Author comments upon resubmission
List of changes
Here we summarize substantive revisions to the manuscript in response to the comments from referees. Please note that all equation references are to the original submitted manuscript.
(1) In response to referee 1, we have clarified the regime of validity of eq (1.5) and the subtle interplay between large N and small frequency limit in the introduction.
(2) In response to referee 2, we have rephrased the paragraph below eq (3.6) to highlight the physical meaning of eq (3.6) as deformed Ward identities and relegated the comment about regularization dependence to a footnote.

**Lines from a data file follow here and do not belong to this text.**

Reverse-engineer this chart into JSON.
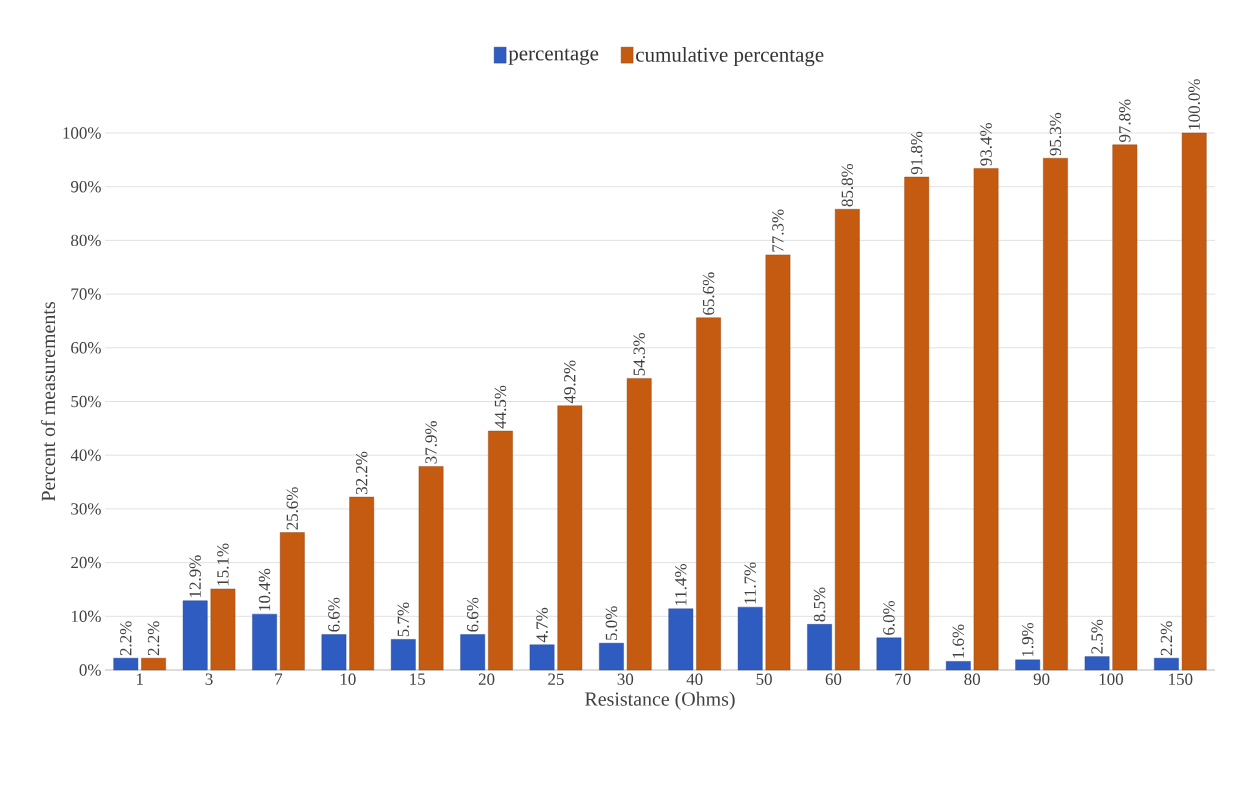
{
  "chart_data": {
    "type": "bar",
    "xlabel": "Resistance (Ohms)",
    "ylabel": "Percent of measurements",
    "categories": [
      "1",
      "3",
      "7",
      "10",
      "15",
      "20",
      "25",
      "30",
      "40",
      "50",
      "60",
      "70",
      "80",
      "90",
      "100",
      "150"
    ],
    "series": [
      {
        "name": "percentage",
        "color": "#2e5cc0",
        "values": [
          2.2,
          12.9,
          10.4,
          6.6,
          5.7,
          6.6,
          4.7,
          5.0,
          11.4,
          11.7,
          8.5,
          6.0,
          1.6,
          1.9,
          2.5,
          2.2
        ],
        "value_labels": [
          "2.2%",
          "12.9%",
          "10.4%",
          "6.6%",
          "5.7%",
          "6.6%",
          "4.7%",
          "5.0%",
          "11.4%",
          "11.7%",
          "8.5%",
          "6.0%",
          "1.6%",
          "1.9%",
          "2.5%",
          "2.2%"
        ]
      },
      {
        "name": "cumulative percentage",
        "color": "#c55a11",
        "values": [
          2.2,
          15.1,
          25.6,
          32.2,
          37.9,
          44.5,
          49.2,
          54.3,
          65.6,
          77.3,
          85.8,
          91.8,
          93.4,
          95.3,
          97.8,
          100.0
        ],
        "value_labels": [
          "2.2%",
          "15.1%",
          "25.6%",
          "32.2%",
          "37.9%",
          "44.5%",
          "49.2%",
          "54.3%",
          "65.6%",
          "77.3%",
          "85.8%",
          "91.8%",
          "93.4%",
          "95.3%",
          "97.8%",
          "100.0%"
        ]
      }
    ],
    "ylim": [
      0,
      100
    ],
    "yticks": [
      {
        "value": 0,
        "label": "0%"
      },
      {
        "value": 10,
        "label": "10%"
      },
      {
        "value": 20,
        "label": "20%"
      },
      {
        "value": 30,
        "label": "30%"
      },
      {
        "value": 40,
        "label": "40%"
      },
      {
        "value": 50,
        "label": "50%"
      },
      {
        "value": 60,
        "label": "60%"
      },
      {
        "value": 70,
        "label": "70%"
      },
      {
        "value": 80,
        "label": "80%"
      },
      {
        "value": 90,
        "label": "90%"
      },
      {
        "value": 100,
        "label": "100%"
      }
    ],
    "grid": "y",
    "legend": "top"
  }
}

(3) In response to referee 2, we have added some comments on page 16 to emphasize that many results for the loop current order QCP carry over to the case of fermions coupled to a U(1) gauge field.
(4) In response to referee 2, we have revised Section 3.4 to sequester the reanalysis of Ref.64. We have also added a signpost signaling that this reanalysis is somewhat tangential to the main line of argument and can be skipped on a first reading.
(5) In response to referee 3, we have added a paragraph at the end of Section 3.1 about the possible effects of large-angle scattering that are not included in our mid-IR patch theory.
(6) In Appendix F, we have strengthened our results by showing that, within the RPA expansion, the $\omega^{-2(z-2)/z}$ contribution to the conductivity actually vanishes for both inversion-even and inversion-odd order parameters. This is also reflected in the abstract, the introduction, and Section 3.4.
Published as SciPost Phys. 14, 113 (2023)
Reports on this Submission
Report
I agree with the authors that there exists a qualitative difference between the N=1 model and the large N counterpart with random coupling because the mechanisms that can lead to incoherent conductivity are different. I recommend the publication of the revised manuscript.